Menteri-Menteri yang Potensial Didepak dari Kabinet

Presiden Joko Widodo (kiri) berbincang dengan Wakil Presiden Ma'ruf Amin (kanan) sebelum memimpin rapat kabinet terbatas tentang akselerasi peningkatan peringkat kemudahan berusaha di Kantor Presiden, Jakarta, Rabu (12/2/2020). - Antara/Sigid Kurniawan
21 Februari 2020 21:27 WIB Rayful Mudassir News Share :

Harianjogja.com, JAKARTA - Isu reshuffle Kabinet Indonesia Maju mulai berhebus ke publik.  Pengamat Komunikasi Politik dari Universitas Paramadina, Hendri Satrio, mengatakan bahwa pergantian kabinet tersebut dapat dilakukan kapan pun sesuai keinginan Presiden.

Menurutnya, beberapa kementerian patut waswas setelah melihat hasil kerja selama 100 hari pertama pemerintahan Joko Widodo - Ma`ruf Amin.

“Beberapa kementerian yang perlu was-was seperti di bidang pariwisata, kesehatan, agama, PMK, pendidikan, keuangan, tenaga kerja, dan UMKM, perlu ditingkatkan kinerjanya,” katanya kepada Bisnis di Jakarta, Jumat (21/2/2020).

Hendri menuturkan, kocok ulang kabinet merupakan hak prerogatif Presiden. Hal ini juga terlibat di masa kepemimpinan Jokowi - Jusuf Kalla. Presiden dapat mengganti pejabat manapun yang tak sesuai dengan harapannya.

“Ya kalau Presiden merasa nggak nyaman pasti akan dirombak. Jadi nggak perlu nunggu lama-lama. Justru di awal-awal kalau mau rombak ya rombak,” ujarnya.

Jika memang reshuffle ini benar, maka diperkirakan Jokowi akan mengganti sosok yang dinilai membuat gaduh.
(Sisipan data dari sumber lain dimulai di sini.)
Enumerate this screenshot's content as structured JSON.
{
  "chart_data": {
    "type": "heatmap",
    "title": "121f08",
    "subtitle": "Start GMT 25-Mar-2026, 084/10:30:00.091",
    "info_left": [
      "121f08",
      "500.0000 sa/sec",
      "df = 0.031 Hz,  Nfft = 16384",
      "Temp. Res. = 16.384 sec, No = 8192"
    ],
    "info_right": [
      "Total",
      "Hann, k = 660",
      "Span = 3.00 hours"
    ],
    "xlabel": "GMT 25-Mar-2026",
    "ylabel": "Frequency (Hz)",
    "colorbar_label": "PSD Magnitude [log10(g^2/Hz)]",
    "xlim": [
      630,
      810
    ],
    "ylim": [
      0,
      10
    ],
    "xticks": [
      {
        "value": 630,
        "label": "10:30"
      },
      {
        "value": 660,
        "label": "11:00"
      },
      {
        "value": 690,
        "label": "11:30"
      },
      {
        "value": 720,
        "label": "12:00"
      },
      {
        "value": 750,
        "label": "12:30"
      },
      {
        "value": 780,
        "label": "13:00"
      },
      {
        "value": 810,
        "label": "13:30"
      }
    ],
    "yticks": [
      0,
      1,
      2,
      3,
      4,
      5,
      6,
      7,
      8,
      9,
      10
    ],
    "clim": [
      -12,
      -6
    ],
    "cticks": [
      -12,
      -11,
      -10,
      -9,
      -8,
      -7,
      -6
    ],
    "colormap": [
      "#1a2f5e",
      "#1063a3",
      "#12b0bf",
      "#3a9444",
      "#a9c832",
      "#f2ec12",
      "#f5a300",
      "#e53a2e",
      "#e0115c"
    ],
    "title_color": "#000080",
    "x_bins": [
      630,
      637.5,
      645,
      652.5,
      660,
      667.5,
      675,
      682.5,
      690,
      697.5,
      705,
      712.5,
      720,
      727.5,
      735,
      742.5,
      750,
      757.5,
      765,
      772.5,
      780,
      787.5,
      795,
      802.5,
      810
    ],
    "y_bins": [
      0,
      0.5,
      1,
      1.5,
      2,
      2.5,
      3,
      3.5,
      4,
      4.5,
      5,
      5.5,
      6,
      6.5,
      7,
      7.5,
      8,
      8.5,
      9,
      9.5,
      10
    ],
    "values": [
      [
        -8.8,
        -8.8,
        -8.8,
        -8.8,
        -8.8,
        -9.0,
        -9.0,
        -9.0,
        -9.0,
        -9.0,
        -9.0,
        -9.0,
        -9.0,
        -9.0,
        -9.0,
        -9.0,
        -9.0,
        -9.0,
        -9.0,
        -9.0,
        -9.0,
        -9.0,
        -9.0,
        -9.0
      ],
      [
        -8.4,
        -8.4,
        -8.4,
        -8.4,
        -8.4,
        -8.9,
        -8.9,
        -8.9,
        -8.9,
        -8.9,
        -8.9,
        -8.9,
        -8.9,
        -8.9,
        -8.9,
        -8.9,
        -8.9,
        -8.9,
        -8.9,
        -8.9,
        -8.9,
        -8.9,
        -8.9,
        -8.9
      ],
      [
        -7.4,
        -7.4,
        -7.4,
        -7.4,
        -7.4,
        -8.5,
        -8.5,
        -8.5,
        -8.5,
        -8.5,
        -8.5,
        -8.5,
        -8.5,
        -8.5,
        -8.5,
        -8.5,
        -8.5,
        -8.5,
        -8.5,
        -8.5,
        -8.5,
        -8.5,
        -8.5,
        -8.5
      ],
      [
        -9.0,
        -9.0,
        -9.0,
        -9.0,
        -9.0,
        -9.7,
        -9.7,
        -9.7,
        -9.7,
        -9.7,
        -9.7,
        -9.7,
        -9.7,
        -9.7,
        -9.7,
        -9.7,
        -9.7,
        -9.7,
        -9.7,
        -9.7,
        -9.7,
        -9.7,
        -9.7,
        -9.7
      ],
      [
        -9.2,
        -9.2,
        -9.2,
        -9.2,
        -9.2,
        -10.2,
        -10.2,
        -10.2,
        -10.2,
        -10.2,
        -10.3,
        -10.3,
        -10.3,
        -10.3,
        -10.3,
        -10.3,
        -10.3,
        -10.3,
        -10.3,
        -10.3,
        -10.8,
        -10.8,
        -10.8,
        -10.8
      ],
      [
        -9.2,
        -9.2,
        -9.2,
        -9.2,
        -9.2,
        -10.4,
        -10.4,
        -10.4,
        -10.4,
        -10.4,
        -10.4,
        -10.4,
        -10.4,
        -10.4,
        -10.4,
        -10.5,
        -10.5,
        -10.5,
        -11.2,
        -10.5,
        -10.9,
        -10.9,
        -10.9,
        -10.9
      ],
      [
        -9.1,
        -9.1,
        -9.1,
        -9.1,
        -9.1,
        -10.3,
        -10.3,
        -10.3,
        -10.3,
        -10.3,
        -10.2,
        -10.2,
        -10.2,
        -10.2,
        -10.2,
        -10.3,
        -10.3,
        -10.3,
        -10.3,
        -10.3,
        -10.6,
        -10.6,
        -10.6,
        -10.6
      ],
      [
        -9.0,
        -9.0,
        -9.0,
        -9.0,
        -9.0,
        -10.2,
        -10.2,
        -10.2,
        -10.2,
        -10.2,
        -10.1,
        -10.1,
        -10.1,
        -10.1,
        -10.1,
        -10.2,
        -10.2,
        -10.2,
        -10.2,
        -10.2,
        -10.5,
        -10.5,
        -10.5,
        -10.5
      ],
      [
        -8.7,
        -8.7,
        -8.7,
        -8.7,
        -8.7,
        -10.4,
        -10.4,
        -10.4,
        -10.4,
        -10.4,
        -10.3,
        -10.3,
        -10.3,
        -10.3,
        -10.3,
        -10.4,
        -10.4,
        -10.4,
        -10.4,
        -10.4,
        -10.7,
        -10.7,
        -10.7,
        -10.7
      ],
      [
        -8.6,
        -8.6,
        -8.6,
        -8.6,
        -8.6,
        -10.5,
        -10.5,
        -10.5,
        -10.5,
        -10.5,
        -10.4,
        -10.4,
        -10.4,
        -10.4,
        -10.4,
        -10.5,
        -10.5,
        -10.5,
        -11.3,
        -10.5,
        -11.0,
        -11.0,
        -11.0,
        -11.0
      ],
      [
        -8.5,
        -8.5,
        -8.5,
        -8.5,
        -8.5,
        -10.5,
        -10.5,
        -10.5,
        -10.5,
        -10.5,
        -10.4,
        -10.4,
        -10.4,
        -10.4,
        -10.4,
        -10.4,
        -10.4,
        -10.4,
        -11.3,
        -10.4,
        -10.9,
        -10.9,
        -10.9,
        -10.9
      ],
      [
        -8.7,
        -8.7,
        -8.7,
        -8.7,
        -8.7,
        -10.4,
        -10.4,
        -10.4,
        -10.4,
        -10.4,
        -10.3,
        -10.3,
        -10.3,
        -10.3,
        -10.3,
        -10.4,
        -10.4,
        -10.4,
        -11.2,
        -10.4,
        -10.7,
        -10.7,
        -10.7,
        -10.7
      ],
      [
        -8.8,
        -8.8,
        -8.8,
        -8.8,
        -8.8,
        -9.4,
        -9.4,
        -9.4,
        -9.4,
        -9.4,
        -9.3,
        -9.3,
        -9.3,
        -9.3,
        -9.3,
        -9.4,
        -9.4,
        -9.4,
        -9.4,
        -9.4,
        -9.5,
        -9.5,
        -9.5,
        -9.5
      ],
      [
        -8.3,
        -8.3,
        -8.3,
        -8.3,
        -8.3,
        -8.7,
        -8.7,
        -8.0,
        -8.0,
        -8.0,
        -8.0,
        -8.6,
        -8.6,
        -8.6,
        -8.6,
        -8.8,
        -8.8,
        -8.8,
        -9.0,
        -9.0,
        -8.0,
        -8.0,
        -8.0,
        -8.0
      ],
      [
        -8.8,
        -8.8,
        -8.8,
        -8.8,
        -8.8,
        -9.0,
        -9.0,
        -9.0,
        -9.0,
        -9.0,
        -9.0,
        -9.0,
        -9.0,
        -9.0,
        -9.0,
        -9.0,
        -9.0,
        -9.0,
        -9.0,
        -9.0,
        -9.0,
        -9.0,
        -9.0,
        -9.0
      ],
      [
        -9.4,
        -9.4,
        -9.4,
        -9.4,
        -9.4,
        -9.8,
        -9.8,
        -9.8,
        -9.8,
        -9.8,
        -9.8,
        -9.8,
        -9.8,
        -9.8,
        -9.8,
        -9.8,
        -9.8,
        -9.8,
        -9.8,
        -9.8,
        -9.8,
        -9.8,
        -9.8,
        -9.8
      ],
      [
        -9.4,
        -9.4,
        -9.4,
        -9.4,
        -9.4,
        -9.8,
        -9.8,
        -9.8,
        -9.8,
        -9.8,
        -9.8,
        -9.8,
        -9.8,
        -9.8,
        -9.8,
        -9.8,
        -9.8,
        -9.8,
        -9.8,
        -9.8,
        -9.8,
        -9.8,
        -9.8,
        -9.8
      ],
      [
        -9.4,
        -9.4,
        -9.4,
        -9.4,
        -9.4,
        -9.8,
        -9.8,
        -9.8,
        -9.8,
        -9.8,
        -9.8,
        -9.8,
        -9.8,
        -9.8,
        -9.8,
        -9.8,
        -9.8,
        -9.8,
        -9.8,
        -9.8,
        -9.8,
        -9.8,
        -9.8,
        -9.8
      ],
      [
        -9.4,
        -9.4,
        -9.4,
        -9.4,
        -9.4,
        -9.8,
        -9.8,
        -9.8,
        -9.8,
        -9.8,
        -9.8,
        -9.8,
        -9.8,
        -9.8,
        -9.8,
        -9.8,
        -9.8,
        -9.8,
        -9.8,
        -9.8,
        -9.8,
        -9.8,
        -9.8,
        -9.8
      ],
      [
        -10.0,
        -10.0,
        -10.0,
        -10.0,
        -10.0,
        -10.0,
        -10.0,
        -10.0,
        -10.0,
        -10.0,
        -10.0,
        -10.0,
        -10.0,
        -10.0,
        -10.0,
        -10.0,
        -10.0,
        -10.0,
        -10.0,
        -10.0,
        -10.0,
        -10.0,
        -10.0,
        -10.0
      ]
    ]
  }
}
Pada periode awal, menteri-menteri kontroversial acap diganti oleh mantan Gubernur DKI itu.

“Di kabinet kerja [Kabinet Indonesia Maju] yang sekarag ini, banyak yang seperti itu [bikin gaduh] modelnya,” imbuh Hendri.

Sementara itu, dalam survei tersebut Indo Barometer merilis 10 menteri dengan kinerja bagus versi survei. Angka kepuasan tertinggi diraih oleh Menteri Pertahanan Prabowo Subianto, yakni 26,8 persen. Menteri Koordinator Bidang Kemaritiman dan Investasi Luhut Binsar Panjaitan berada di posisi buncit, dengan perolehan 0,9 persen. 

Kepuasan publik terhadap kinerja Prabowo, seiring dengan tingkat popularitas calon presiden 2019 tersebut. Dia juga berada di posisi tertinggi dalam survei 10 menteri paling dikenal publik, atau meraih 18,4 persen. 

Adapun survei nasional ini dilakukan selama 9-15 Januari 2020 dengan total 1.200 responden yang dipilih secara multistage random sampling. Responden terdiri dari warga negara Indonesia (WNI) yang sudah memiliki hak pilih, yaitu minimal berusia 17 tahun atau sudah menikah saat survei dilakukan. 

Metode survei dilakukan dengan wawancara tatap muka menggunakan kuesioner. Margin of error survei tersebut sebesar kurang lebih 2,83 persen dengan tingkat kepercayaan 95 persen.